As the focus shifts to Raducanu's quarter-final against Belinda Bencic, the Olympic champion and 11th seed, there are more new experiences to come. Although filled with savvy and experienced top-50 players that she has comprehensively destroyed, Raducanu has had a good draw. Bencic will mark her first ever top-30 opponent, allowing her to finally test her weapons against a top player.

A US Open quarter-finalist aged 17 in 2014, Bencic thrives in New York, where she has reached all three of her Grand Slam quarter-finals. The pair share at least some similar strengths and this match will be won by whoever can successfully take control of the baseline.

Raducanu has demonstrated her ability to take the ball early, use the opponent’s pace and redirect off both wings, but few players do all of those things as well as Bencic. Armed with peerless hand-eye coordination, the Swiss makes up for her lack of raw power by rushing and robbing time from her opponents.

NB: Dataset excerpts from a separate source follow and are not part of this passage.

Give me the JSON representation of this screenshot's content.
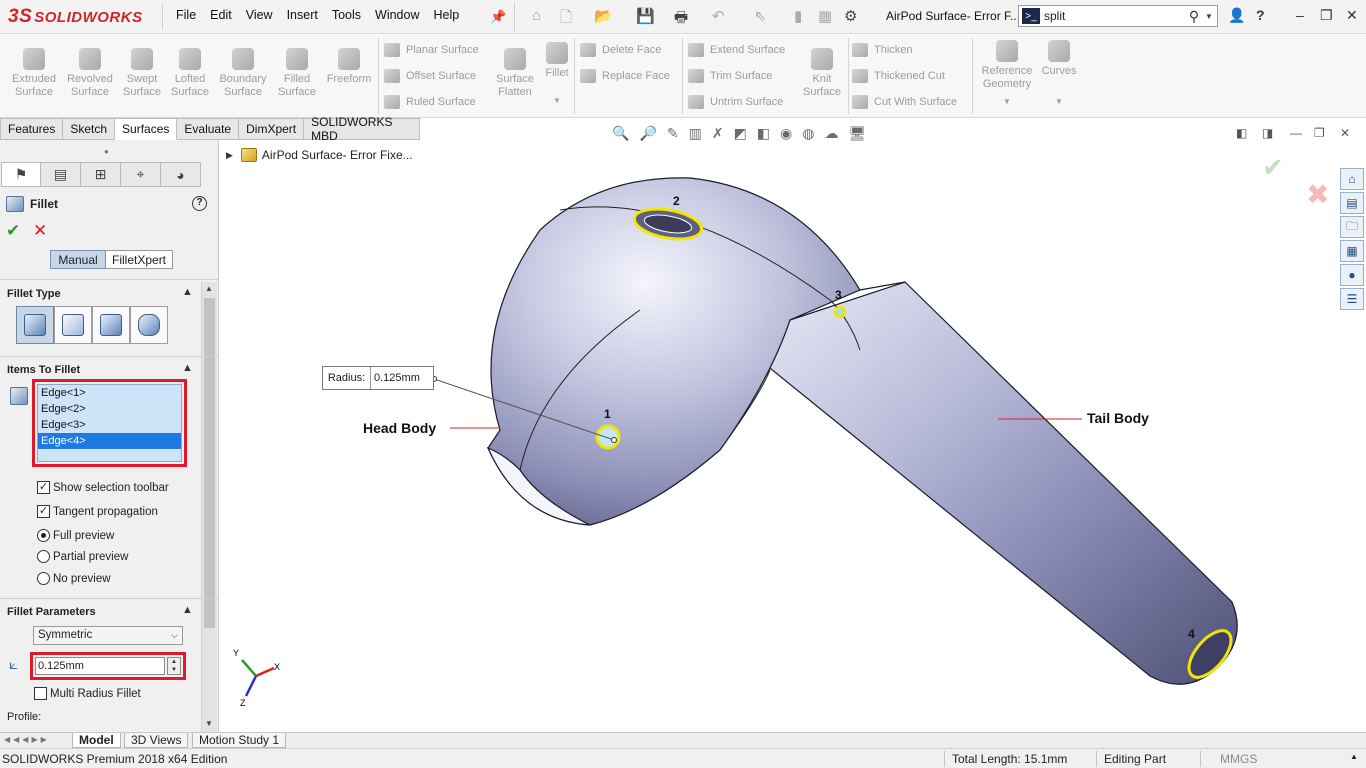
{
  "app": {
    "logo_ds": "3S",
    "logo_text": "SOLIDWORKS",
    "doc_title": "AirPod Surface- Error F...",
    "search_value": "split",
    "menu": [
      "File",
      "Edit",
      "View",
      "Insert",
      "Tools",
      "Window",
      "Help"
    ]
  },
  "commands": {
    "big": [
      "Extruded Surface",
      "Revolved Surface",
      "Swept Surface",
      "Lofted Surface",
      "Boundary Surface",
      "Filled Surface",
      "Freeform"
    ],
    "col1": [
      "Planar Surface",
      "Offset Surface",
      "Ruled Surface"
    ],
    "surface_flatten": "Surface Flatten",
    "fillet": "Fillet",
    "col2": [
      "Delete Face",
      "Replace Face"
    ],
    "col3": [
      "Extend Surface",
      "Trim Surface",
      "Untrim Surface"
    ],
    "knit": "Knit Surface",
    "col4": [
      "Thicken",
      "Thickened Cut",
      "Cut With Surface"
    ],
    "reference": "Reference Geometry",
    "curves": "Curves"
  },
  "tabs": [
    "Features",
    "Sketch",
    "Surfaces",
    "Evaluate",
    "DimXpert",
    "SOLIDWORKS MBD"
  ],
  "active_tab": "Surfaces",
  "property_manager": {
    "title": "Fillet",
    "mode_manual": "Manual",
    "mode_xpert": "FilletXpert",
    "fillet_type_label": "Fillet Type",
    "items_label": "Items To Fillet",
    "edges": [
      "Edge<1>",
      "Edge<2>",
      "Edge<3>",
      "Edge<4>"
    ],
    "selected_edge_index": 3,
    "show_selection_toolbar": "Show selection toolbar",
    "tangent_propagation": "Tangent propagation",
    "full_preview": "Full preview",
    "partial_preview": "Partial preview",
    "no_preview": "No preview",
    "params_label": "Fillet Parameters",
    "symmetric": "Symmetric",
    "radius_value": "0.125mm",
    "multi_radius": "Multi Radius Fillet",
    "profile_label": "Profile:"
  },
  "graphics": {
    "tree_node": "AirPod Surface- Error Fixe...",
    "radius_label": "Radius:",
    "radius_value": "0.125mm",
    "head_body": "Head Body",
    "tail_body": "Tail Body",
    "markers": [
      "1",
      "2",
      "3",
      "4"
    ],
    "triad": {
      "x": "X",
      "y": "Y",
      "z": "Z"
    }
  },
  "bottom_tabs": [
    "Model",
    "3D Views",
    "Motion Study 1"
  ],
  "status": {
    "edition": "SOLIDWORKS Premium 2018 x64 Edition",
    "total_length": "Total Length: 15.1mm",
    "editing": "Editing Part",
    "units": "MMGS"
  },
  "colors": {
    "accent_red": "#e01a2a",
    "selection_blue": "#1e7ae0",
    "highlight_yellow": "#f2e600"
  }
}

Throughout her summer run, Raducanu’s frontrunning skills have been astonishing. She has conceded just 15 games en route to the quarter-final in New York, fewer than any player there since Serena Williams conceded 13 in 2013. In her last two matches, both against top-50 players, she has embarked on runs of 11 straight games.

Second week

Raducanu also waltzed into the second week at Wimbledon without dropping a set, meaning she has played just three three-set matches this summer, winning two, and none against top-100 opposition or at tour level.

If this match is tighter than previous contests, as is likely, Raducanu’s mental fortitude in tight matches will be tested. Few players are as tough as Bencic is right now: she won Olympic gold by clinching four consecutive three-set matches and and edged out Iga Swiatek 14-12 in a 26-point first-set tie-break on Monday.

As she braces for her next learning experience, what is certain is that Raducanu is exactly where she should be. After many years of her talent being an open secret in British tennis circles, the tennis world is paying attention.

"It's not hype." said Martina Navratilova. "It's real. She is a superstar in the making. You don't want to put too much pressure on her but she's got it. You saw it the first time you saw Nadal. You saw it the first time you saw Djokovic. You saw it with [Carlos] Alcaraz, the new star. It's just there."